The Rams ownership remains in question -- I fully expect Stan Kroenke to be voted in as the next owner at league meetings in August -- there are long-term issues about their stadium situation, and they have won just six games over the last three seasons. If anything can help foster hope, however, it's the arrival of a franchise quarterback.
That's exactly what the Rams expect first overall pick Sam Bradford to be. Getting him signed will be high on Demoff's to-do list before training camp opens, and he's confident that will be the case. There is an ongoing dialogue, but as is normally the case, the thrust of negotiations will take place in July, in the weeks before camp.
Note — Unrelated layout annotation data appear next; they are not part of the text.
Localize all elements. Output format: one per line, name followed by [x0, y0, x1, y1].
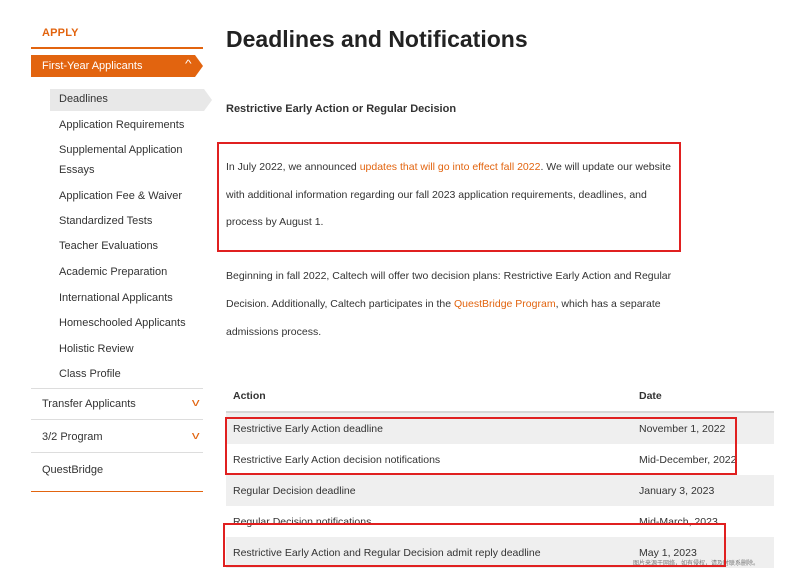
- sidebar-subitem-holistic-review[interactable]: Holistic Review: [59, 339, 199, 360]
- sidebar-item-3-2-program[interactable]: 3/2 Program v: [42, 430, 202, 443]
- section-subheading: Restrictive Early Action or Regular Deci…: [226, 103, 457, 115]
- sidebar-item-label: First-Year Applicants: [42, 60, 143, 72]
- sidebar-subitem-supplemental-application[interactable]: Supplemental Application: [59, 140, 199, 161]
- text-span: , which has a separate: [555, 298, 661, 310]
- date-cell: Mid-December, 2022: [639, 453, 737, 466]
- date-cell: Mid-March, 2023: [639, 515, 718, 528]
- sidebar-item-label: Transfer Applicants: [42, 398, 136, 410]
- sidebar-subitem-international-applicants[interactable]: International Applicants: [59, 288, 199, 309]
- sidebar-item-label: QuestBridge: [42, 464, 104, 476]
- text-span: Decision. Additionally, Caltech particip…: [226, 298, 455, 310]
- sidebar-subitem-standardized-tests[interactable]: Standardized Tests: [59, 211, 199, 232]
- sidebar-bottom-divider: [31, 491, 203, 492]
- action-cell: Restrictive Early Action and Regular Dec…: [233, 546, 541, 559]
- table-row: Restrictive Early Action decision notifi…: [226, 444, 774, 475]
- date-cell: May 1, 2023: [639, 546, 697, 559]
- table-row: Restrictive Early Action deadline Novemb…: [226, 413, 774, 444]
- date-cell: January 3, 2023: [639, 484, 715, 497]
- paragraph-line: In July 2022, we announced updates that …: [226, 161, 671, 173]
- action-cell: Regular Decision deadline: [233, 484, 356, 497]
- sidebar-item-label: 3/2 Program: [42, 431, 103, 443]
- sidebar-item-questbridge[interactable]: QuestBridge: [42, 464, 202, 476]
- chevron-down-icon: v: [191, 397, 200, 409]
- sidebar-subitem-class-profile[interactable]: Class Profile: [59, 364, 199, 385]
- text-span: In July 2022, we announced: [226, 161, 360, 173]
- paragraph-line: Beginning in fall 2022, Caltech will off…: [226, 270, 672, 282]
- chevron-down-icon: v: [191, 430, 200, 442]
- text-span: . We will update our website: [540, 161, 671, 173]
- paragraph-line: with additional information regarding ou…: [226, 189, 647, 201]
- date-cell: November 1, 2022: [639, 422, 726, 435]
- updates-link[interactable]: updates that will go into effect fall 20…: [360, 161, 541, 173]
- column-header-date: Date: [639, 390, 662, 402]
- sidebar-subitem-teacher-evaluations[interactable]: Teacher Evaluations: [59, 236, 199, 257]
- action-cell: Regular Decision notifications: [233, 515, 372, 528]
- chevron-up-icon: ^: [185, 59, 192, 70]
- watermark-text: 图片来源于网络，如有侵权，请及时联系删除。: [633, 561, 760, 567]
- paragraph-line: Decision. Additionally, Caltech particip…: [226, 298, 661, 310]
- sidebar-subitem-essays[interactable]: Essays: [59, 160, 199, 181]
- apply-divider: [31, 47, 203, 49]
- apply-label: APPLY: [42, 27, 79, 39]
- sidebar-item-first-year-applicants[interactable]: First-Year Applicants ^: [31, 55, 203, 77]
- column-header-action: Action: [233, 390, 266, 402]
- deadlines-table: Action Date Restrictive Early Action dea…: [226, 381, 774, 568]
- sidebar-subitem-academic-preparation[interactable]: Academic Preparation: [59, 262, 199, 283]
- sidebar-divider: [31, 452, 203, 453]
- table-row: Regular Decision notifications Mid-March…: [226, 506, 774, 537]
- sidebar-divider: [31, 419, 203, 420]
- page-title: Deadlines and Notifications: [226, 26, 528, 52]
- table-row: Regular Decision deadline January 3, 202…: [226, 475, 774, 506]
- paragraph-line: process by August 1.: [226, 216, 324, 228]
- sidebar-subitem-application-fee-waiver[interactable]: Application Fee & Waiver: [59, 186, 199, 207]
- table-header-row: Action Date: [226, 381, 774, 413]
- paragraph-line: admissions process.: [226, 326, 322, 338]
- sidebar-divider: [31, 388, 203, 389]
- action-cell: Restrictive Early Action deadline: [233, 422, 383, 435]
- sidebar-subitem-application-requirements[interactable]: Application Requirements: [59, 115, 199, 136]
- sidebar-subitem-deadlines[interactable]: Deadlines: [50, 89, 212, 111]
- questbridge-program-link[interactable]: QuestBridge Program: [454, 298, 556, 310]
- sidebar-item-transfer-applicants[interactable]: Transfer Applicants v: [42, 397, 202, 410]
- action-cell: Restrictive Early Action decision notifi…: [233, 453, 441, 466]
- sidebar-subitem-homeschooled-applicants[interactable]: Homeschooled Applicants: [59, 313, 199, 334]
The Rams are plenty comfortable with that, and that they can complete that deal in the same manner that defined the Atogwe saga.
"Our attention has been there (on Bradford) for a long time, but all deals have their own natural course that they take," Demoff said. "And I believe everybody is excited to get to camp on time, and as long as he's there for the first team practice it's not really a concern to me whether he signs tomorrow or the morning of that practice. It's not when you start talking, it's when you finish."
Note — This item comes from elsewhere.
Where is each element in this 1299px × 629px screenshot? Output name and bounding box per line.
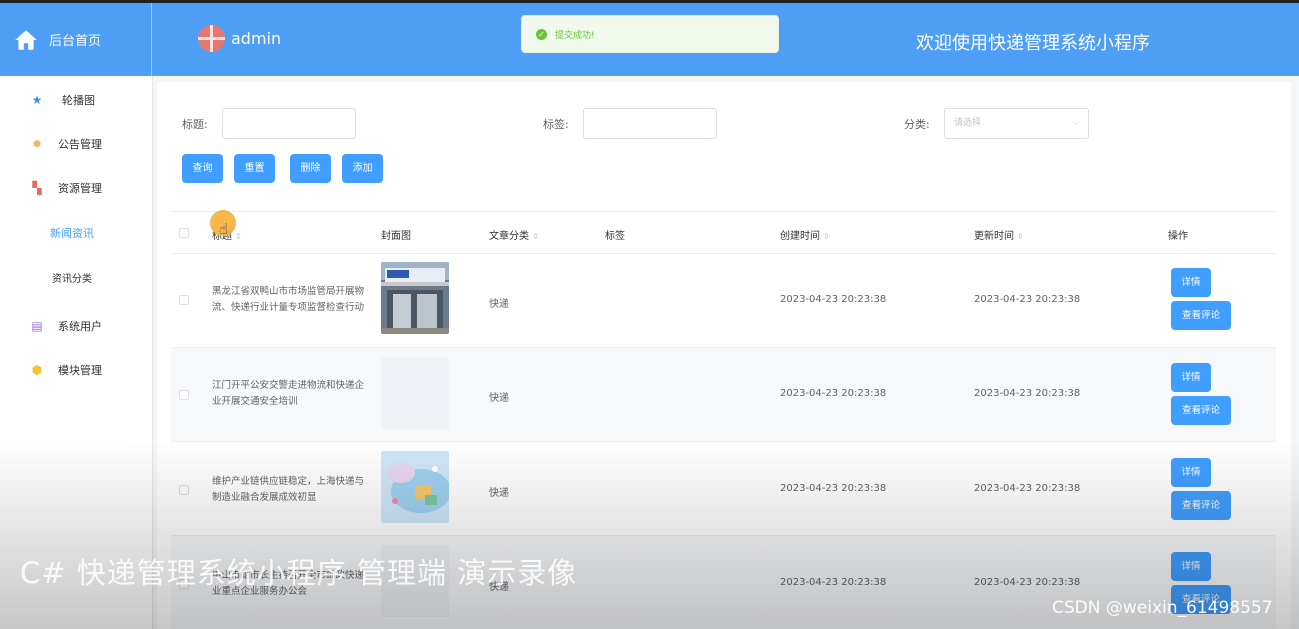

» Spoke to Chad Speck, the agent for free agent defensive lineman Leonard Little, and he believes his client is going to return to the NFL. Little, who had been mulling retirement, is working out very hard and gave Speck the impression he wants to play another season. New Orleans had scheduled a free-agent visit with Little early in free agency, and while the Saints have since signed other linemen, I would not be surprised if someone signs Little before camp begins. ...
» Still nothing cooking at all with free agent linebacker Adalius Thomas. No visits and nothing imminent at this point. Teams I've talked to did not like his film with the Pats the past few years, and then you factor in his clashes with Bill Belichick -- and Belichick's strong ties to other 3-4 teams like Kansas City and Denver -- and it doesn't look good. Despite all of this, I have to think someone signs Thomas before camp, but his chances of making real money are not good right now. ...
» Despite their signing of Marc Bulger to be Joe Flacco's backup, I'm hearing the Ravens are in no rush to cut either of their young quarterbacks (Troy Smith and John Beck). They don't planning on releasing either right now, and will likely let them battle for that No. 3 spot on the roster. Certainly, they're not going to carry four quarterbacks, but they also have no intentions of handing someone else a developmental quarterback ahead of training camp. ...
» Hope you guys are having a great summer. I'm on vacation the next two weeks and then will be back blogging, chatting and writing this column next month when I get back. Can't wait for training camps to open up. Bring it on.